Ausbildung und Beruf

Schunter-Kleemann studierte von 1962 bis 1969 Soziologie, Psychologie, Philosophie und Politikwissenschaften an der Philipps-Universität Marburg und an der Freien Universität Berlin (FU) und schloss das Studium 1969 mit dem Diplom in Soziologie ab.
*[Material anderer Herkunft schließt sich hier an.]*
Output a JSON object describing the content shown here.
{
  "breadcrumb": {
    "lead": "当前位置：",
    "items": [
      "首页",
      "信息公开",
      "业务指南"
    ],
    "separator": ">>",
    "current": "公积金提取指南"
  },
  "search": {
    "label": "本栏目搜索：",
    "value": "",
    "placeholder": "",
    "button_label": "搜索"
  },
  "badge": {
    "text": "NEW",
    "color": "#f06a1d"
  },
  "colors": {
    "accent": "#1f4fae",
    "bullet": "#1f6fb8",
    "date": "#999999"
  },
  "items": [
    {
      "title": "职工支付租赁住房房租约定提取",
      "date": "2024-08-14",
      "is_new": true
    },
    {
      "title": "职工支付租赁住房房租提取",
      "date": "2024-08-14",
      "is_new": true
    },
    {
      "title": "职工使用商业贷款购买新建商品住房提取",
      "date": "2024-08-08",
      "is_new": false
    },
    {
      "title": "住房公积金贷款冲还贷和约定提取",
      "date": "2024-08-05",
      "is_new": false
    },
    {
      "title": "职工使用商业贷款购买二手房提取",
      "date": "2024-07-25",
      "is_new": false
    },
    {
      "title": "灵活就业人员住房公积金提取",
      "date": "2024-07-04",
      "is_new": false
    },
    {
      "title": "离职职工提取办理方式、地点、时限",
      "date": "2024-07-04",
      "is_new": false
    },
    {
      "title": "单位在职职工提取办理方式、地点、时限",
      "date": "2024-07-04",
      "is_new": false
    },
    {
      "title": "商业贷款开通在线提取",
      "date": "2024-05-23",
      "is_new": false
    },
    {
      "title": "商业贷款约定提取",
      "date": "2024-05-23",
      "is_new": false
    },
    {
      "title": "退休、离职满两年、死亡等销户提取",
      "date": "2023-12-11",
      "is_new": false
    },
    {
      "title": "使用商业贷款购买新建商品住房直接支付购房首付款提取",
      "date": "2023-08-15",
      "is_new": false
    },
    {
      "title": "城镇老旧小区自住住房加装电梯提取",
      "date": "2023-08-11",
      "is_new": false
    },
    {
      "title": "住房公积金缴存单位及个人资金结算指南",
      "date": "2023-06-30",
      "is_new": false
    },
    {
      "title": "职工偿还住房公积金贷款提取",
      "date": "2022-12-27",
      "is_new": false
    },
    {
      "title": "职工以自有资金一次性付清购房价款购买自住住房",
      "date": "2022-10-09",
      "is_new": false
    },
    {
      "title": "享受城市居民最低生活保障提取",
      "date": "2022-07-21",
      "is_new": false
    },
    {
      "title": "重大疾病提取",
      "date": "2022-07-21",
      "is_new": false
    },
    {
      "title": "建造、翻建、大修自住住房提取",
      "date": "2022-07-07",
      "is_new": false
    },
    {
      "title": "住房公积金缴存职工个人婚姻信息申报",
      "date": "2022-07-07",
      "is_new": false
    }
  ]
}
Sie war Mitglied des (Sozialistischer Deutscher Studentenbund) SDS[1] und engagierte sich hochschulpolitisch im Konvent der Freien Universität und gegen den Vietnamkrieg in der Berliner Studentenbewegung.[2] Als studentische Mitarbeiterin am Max-Planck-Institut für Bildungsforschung bearbeitete sie das international vergleichende Projekt Student und Politik[3], aus der auch ihre Diplomarbeit hervorging.[4]
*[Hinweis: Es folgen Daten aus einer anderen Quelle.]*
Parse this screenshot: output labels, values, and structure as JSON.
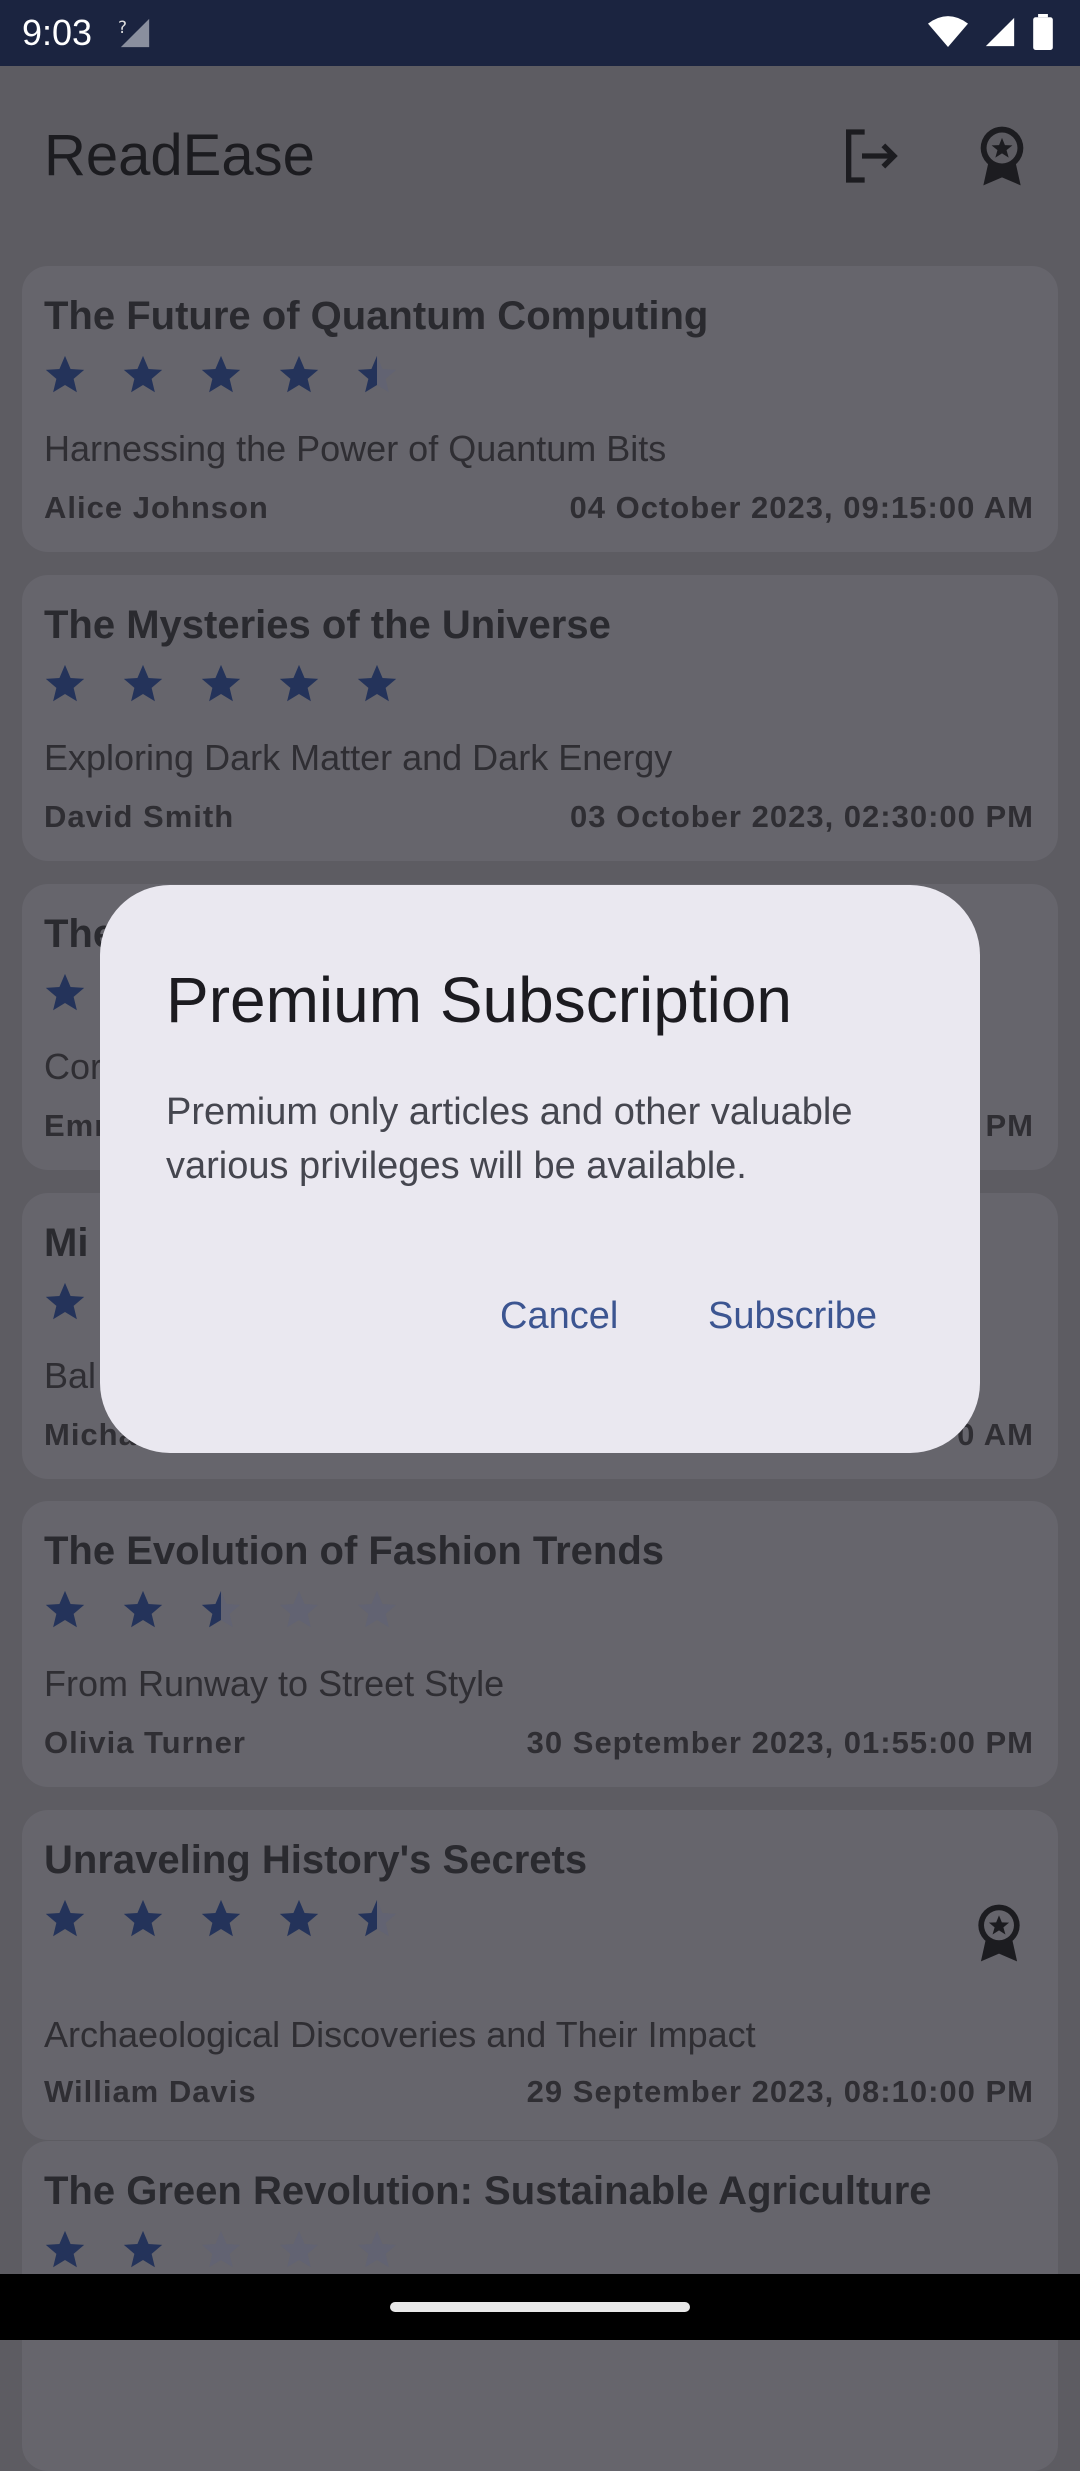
{
  "status_bar": {
    "time": "9:03"
  },
  "app": {
    "title": "ReadEase"
  },
  "colors": {
    "star": "#24335a",
    "star_empty": "#5e6178",
    "accent": "#3c5591",
    "status_bar": "#1b2440"
  },
  "articles": [
    {
      "title": "The Future of Quantum Computing",
      "rating": 4.5,
      "subtitle": "Harnessing the Power of Quantum Bits",
      "author": "Alice Johnson",
      "date": "04 October 2023, 09:15:00 AM",
      "premium": false
    },
    {
      "title": "The Mysteries of the Universe",
      "rating": 5,
      "subtitle": "Exploring Dark Matter and Dark Energy",
      "author": "David Smith",
      "date": "03 October 2023, 02:30:00 PM",
      "premium": false
    },
    {
      "title": "The",
      "rating": 1,
      "subtitle": "Cor",
      "author": "Emr",
      "date": "PM",
      "premium": false
    },
    {
      "title": "Mi",
      "rating": 1,
      "subtitle": "Bal",
      "author": "Micha",
      "date": "0 AM",
      "premium": false
    },
    {
      "title": "The Evolution of Fashion Trends",
      "rating": 2.5,
      "subtitle": "From Runway to Street Style",
      "author": "Olivia Turner",
      "date": "30 September 2023, 01:55:00 PM",
      "premium": false
    },
    {
      "title": "Unraveling History's Secrets",
      "rating": 4.5,
      "subtitle": "Archaeological Discoveries and Their Impact",
      "author": "William Davis",
      "date": "29 September 2023, 08:10:00 PM",
      "premium": true
    },
    {
      "title": "The Green Revolution: Sustainable Agriculture",
      "rating": 2,
      "subtitle": "",
      "author": "",
      "date": "",
      "premium": false
    }
  ],
  "dialog": {
    "title": "Premium Subscription",
    "body": "Premium only articles and other valuable various privileges will be available.",
    "cancel_label": "Cancel",
    "subscribe_label": "Subscribe"
  }
}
1971 heiratete sie den Berliner Kunstmaler Peter Schunter. Von 1970 bis 1975 war sie als wissenschaftliche Assistentin am Psychologischen Institut der FU tätig. Sie promovierte 1975 am Otto-Suhr-Institut der FU,[5] um anschließend ein vom Deutschen Akademischen Austauschdienst (DAAD) ausgelobtes Studium des Chinesischen in Bonn und Peking zu beginnen. Dieses schloss sie nicht ab, da sie im Sommer 1976 Hochschullehrerin an der Hochschule Bremen wurde. Dort vertrat sie bis zu ihrer Pensionierung im Jahr 2005 die Fächer Sozial-, Politik- und Arbeitswissenschaften.

Weitere Mitgliedschaften

Schunter-Kleemann war gewerkschafts-, partei- und frauenpolitisch engagiert. In den 1980ern war sie Mitglied der Bremer Frauenrunde, des Frauenarbeitskreises des DGB[6](6) und des Frauenarbeitskreises der Deutschen Kommunistischen Partei (DKP) und des Bremer Frauenbündnisses gegen Krieg und Militarismus.[7] Sie kandidierte erfolglos 1983 für die Bremische Bürgerschaft auf der Liste der Betrieblich-Alternativen (BAL) und 1994 als Parteilose auf der Liste der Partei des Demokratischen Sozialismus (PDS) für das Europaparlament.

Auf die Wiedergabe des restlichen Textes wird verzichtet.